Usually it comes down to a judge, and is therefore very unscientific so judgements can be very tenuous and inconsistent.

Guidelines:

Copyright is a Three Legged Stool. If all 3 legs are in position, the case for an infringement of copyright exists. If any, or all, the legs are missing, the case is weakened, and the stool falls over.

The 3 legs are:

1. Access

  • Has one composer had any way of hearing another work to allow one to be a copy?
  • You notice that a famous star has a hit that sounds very much like your tune. It could be a coincidence unless you could  prove you sent a demo to them, or that they heard your band at a rehearsal studio.

2. Originality

  • Is what you have allegedly copied original in the first place?

Classic blues licks and riffs are often used. They are not your original composition, and you may have copied them, but you are not infringing unless someone can prove that their work was original in the first place. An example of when this would be an infringement is when a riff is very memorable, e.g. the introduction to Johnny B Good. This copyright belongs to Chuck Berry.

Be very careful when asked to write tributes, pastiche or parody. They are all much the same and things are even worse if a parody is viewed as defamation of the artist! Then there can be damages as well.

3. Substance

  • Is what you have  copied a substantial part of the original work?
  • What is substantial? Very vague, and open to interpretation, but can be defined in 2 ways:

(A) Qualitative

A distinctive hook, albeit very small, can be a qualitative copy. E.g. the opening notes of the Beatles ’Yesterday’.

(B) Quantitative

If whole chunks of an original work also occur in your work, that is a copy. So, if any one of the 3 legs doesn’t hold up, the case for an infringement is lessened. However, experience shows that in most court cases, only one of the ’legs’ gets referred to in any detail. The others might be referred to in passing, but their emphasis is less.

Useful Links:

Even one leg being present can give someone the opportunity to put a case, often a bogus case. Even very tenuous access can be grounds for a nuisance case, which because of legal aid might go to court and costs a fortune in legal fees, which will never be claimed back from the individual pursuing the claim.

E.g.I lost this tape on the bus and the artist must have found it and copied it. Or, a tape gets thrown on to a stage during a live performance and the artist is photographed catching it. So, access can be proven. Both of the above have happened, and that alone has lead to an out of court settlement, rather than having the expense of going to court.

If you are doing a sound-alike (or what you should start to call a style-alike), you to a greater or lesser extent involved in copying. Be careful. You must ask whether there is access, copying of the original and substantiality. If there is, then there is a real problem.

How far can you go? Try not to go close. Even something in the style of is dangerous. If you absolutely have to get close, muddy the edges; introduce conflicting styles, so it cannot be compared with one individual artist, track or group. Don’t refer to a single work, that is lethal. Bear in mind the qualitative factor. Don’t string together a chain of classic riffs. Change the key. Change the time signature. Don’t give it a title that implies a link to the original.
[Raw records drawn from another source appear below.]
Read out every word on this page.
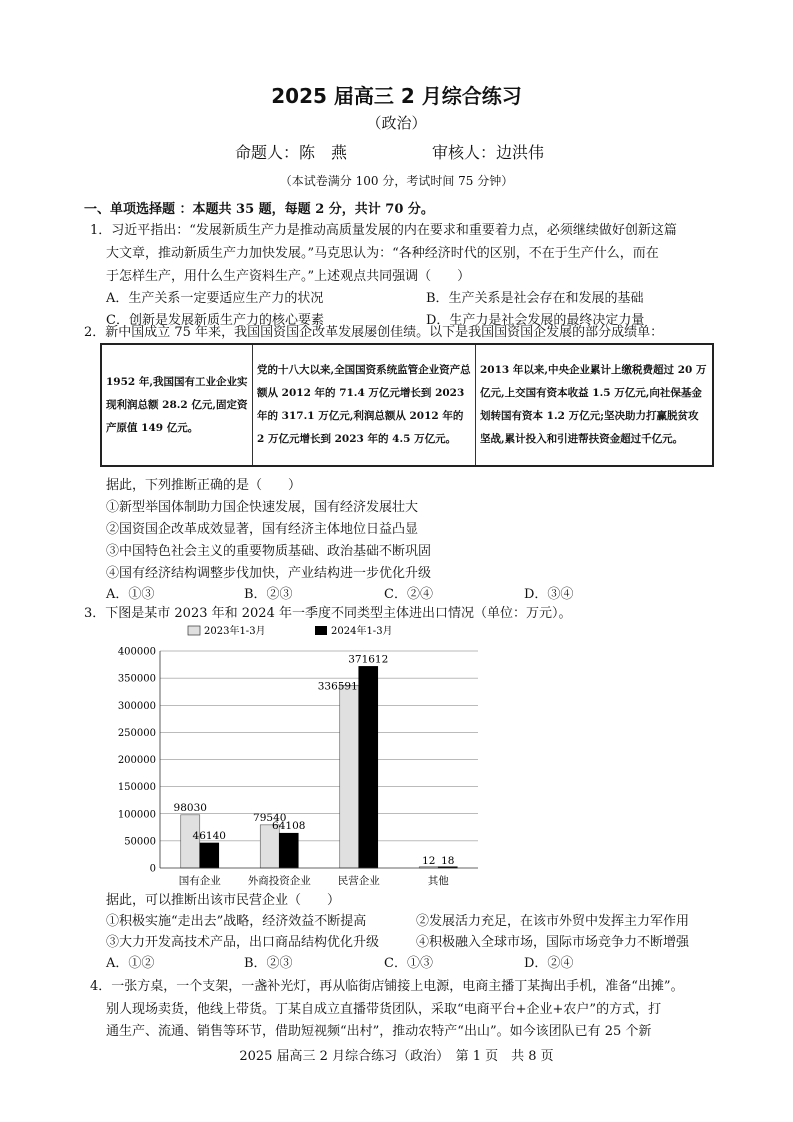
2025 届高三 2 月综合练习
（政治）
命题人：陈　燕	审核人：边洪伟
（本试卷满分 100 分，考试时间 75 分钟）
一、单项选择题 ：本题共 35 题，每题 2 分，共计 70 分。
1．习近平指出：“发展新质生产力是推动高质量发展的内在要求和重要着力点，必须继续做好创新这篇
大文章，推动新质生产力加快发展。”马克思认为：“各种经济时代的区别，不在于生产什么，而在
于怎样生产，用什么生产资料生产。”上述观点共同强调（　　）
A．生产关系一定要适应生产力的状况	B．生产关系是社会存在和发展的基础
C．创新是发展新质生产力的核心要素	D．生产力是社会发展的最终决定力量
2．新中国成立 75 年来，我国国资国企改革发展屡创佳绩。以下是我国国资国企发展的部分成绩单：
1952 年,我国国有工业企业实现利润总额 28.2 亿元,固定资产原值 149 亿元。	党的十八大以来,全国国资系统监管企业资产总额从 2012 年的 71.4 万亿元增长到 2023 年的 317.1 万亿元,利润总额从 2012 年的 2 万亿元增长到 2023 年的 4.5 万亿元。	2013 年以来,中央企业累计上缴税费超过 20 万亿元,上交国有资本收益 1.5 万亿元,向社保基金划转国有资本 1.2 万亿元;坚决助力打赢脱贫攻坚战,累计投入和引进帮扶资金超过千亿元。
据此，下列推断正确的是（　　）
①新型举国体制助力国企快速发展，国有经济发展壮大
②国资国企改革成效显著，国有经济主体地位日益凸显
③中国特色社会主义的重要物质基础、政治基础不断巩固
④国有经济结构调整步伐加快，产业结构进一步优化升级
A．①③	B．②③	C．②④	D．③④
3．下图是某市 2023 年和 2024 年一季度不同类型主体进出口情况（单位：万元）。
2023年1-3月	2024年1-3月
0
50000
100000
150000
200000
250000
300000
350000
400000
98030
46140
79540
64108
336591
371612
12 18
国有企业	外商投资企业	民营企业	其他
据此，可以推断出该市民营企业（　　）
①积极实施“走出去”战略，经济效益不断提高	②发展活力充足，在该市外贸中发挥主力军作用
③大力开发高技术产品，出口商品结构优化升级	④积极融入全球市场，国际市场竞争力不断增强
A．①②	B．②③	C．①③	D．②④
4．一张方桌，一个支架，一盏补光灯，再从临街店铺接上电源，电商主播丁某掏出手机，准备“出摊”。
别人现场卖货，他线上带货。丁某自成立直播带货团队，采取“电商平台+企业+农户”的方式，打
通生产、流通、销售等环节，借助短视频“出村”，推动农特产“出山”。如今该团队已有 25 个新
2025 届高三 2 月综合练习（政治）　第 1 页　共 8 页
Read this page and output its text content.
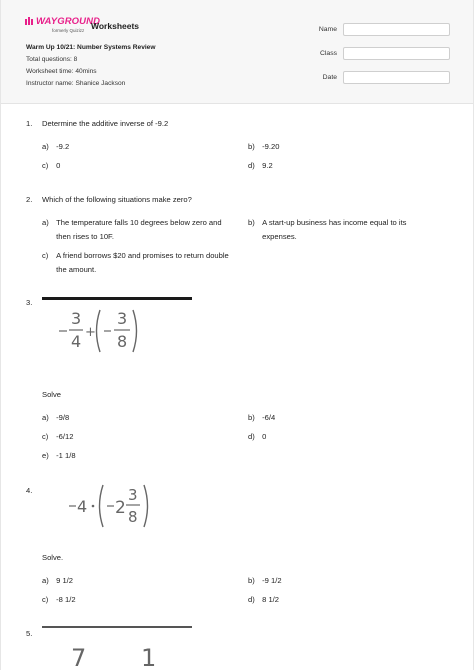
WAYGROUND
formerly Quizizz Worksheets
Warm Up 10/21: Number Systems Review
Total questions: 8
Worksheet time: 40mins
Instructor name: Shanice Jackson
Name
Class
Date
1. Determine the additive inverse of -9.2
a) -9.2	b) -9.20
c) 0	d) 9.2
2. Which of the following situations make zero?
a) The temperature falls 10 degrees below zero and then rises to 10F.
b) A start-up business has income equal to its expenses.
c) A friend borrows $20 and promises to return double the amount.
3.
3
4 +
3
8
Solve
a) -9/8	b) -6/4
c) -6/12	d) 0
e) -1 1/8
4.
4 2
3
8
Solve.
a) 9 1/2	b) -9 1/2
c) -8 1/2	d) 8 1/2
5.
7 1
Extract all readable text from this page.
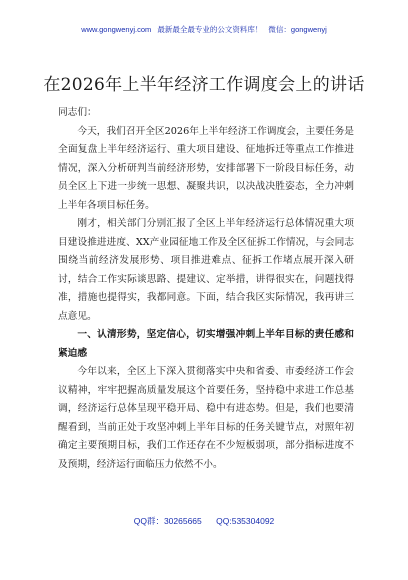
www.gongwenyj.com 最新最全最专业的公文资料库！ 微信：gongwenyj
在2026年上半年经济工作调度会上的讲话

同志们：

今天，我们召开全区2026年上半年经济工作调度会，主要任务是全面复盘上半年经济运行、重大项目建设、征地拆迁等重点工作推进情况，深入分析研判当前经济形势，安排部署下一阶段目标任务，动员全区上下进一步统一思想、凝聚共识，以决战决胜姿态，全力冲刺上半年各项目标任务。

刚才，相关部门分别汇报了全区上半年经济运行总体情况重大项目建设推进进度、XX产业园征地工作及全区征拆工作情况，与会同志围绕当前经济发展形势、项目推进难点、征拆工作堵点展开深入研讨，结合工作实际谈思路、提建议、定举措，讲得很实在，问题找得准，措施也提得实，我都同意。下面，结合我区实际情况，我再讲三点意见。

一、认清形势，坚定信心，切实增强冲刺上半年目标的责任感和紧迫感

今年以来，全区上下深入贯彻落实中央和省委、市委经济工作会议精神，牢牢把握高质量发展这个首要任务，坚持稳中求进工作总基调，经济运行总体呈现平稳开局、稳中有进态势。但是，我们也要清醒看到，当前正处于攻坚冲刺上半年目标的任务关键节点，对照年初确定主要预期目标，我们工作还存在不少短板弱项，部分指标进度不及预期，经济运行面临压力依然不小。

QQ群：30265665 QQ:535304092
You must also consider whether the setting (visual imagery or voiceover) may suggest a closer link to the original than you intend. As well as copyright theft there is a  passing off as law, by which the context may have much more bearing on the case than any off the above considerations. This can be completely outside the control of the composer if such elements are added afterwards, but the composer may still be the defendant in a legal battle.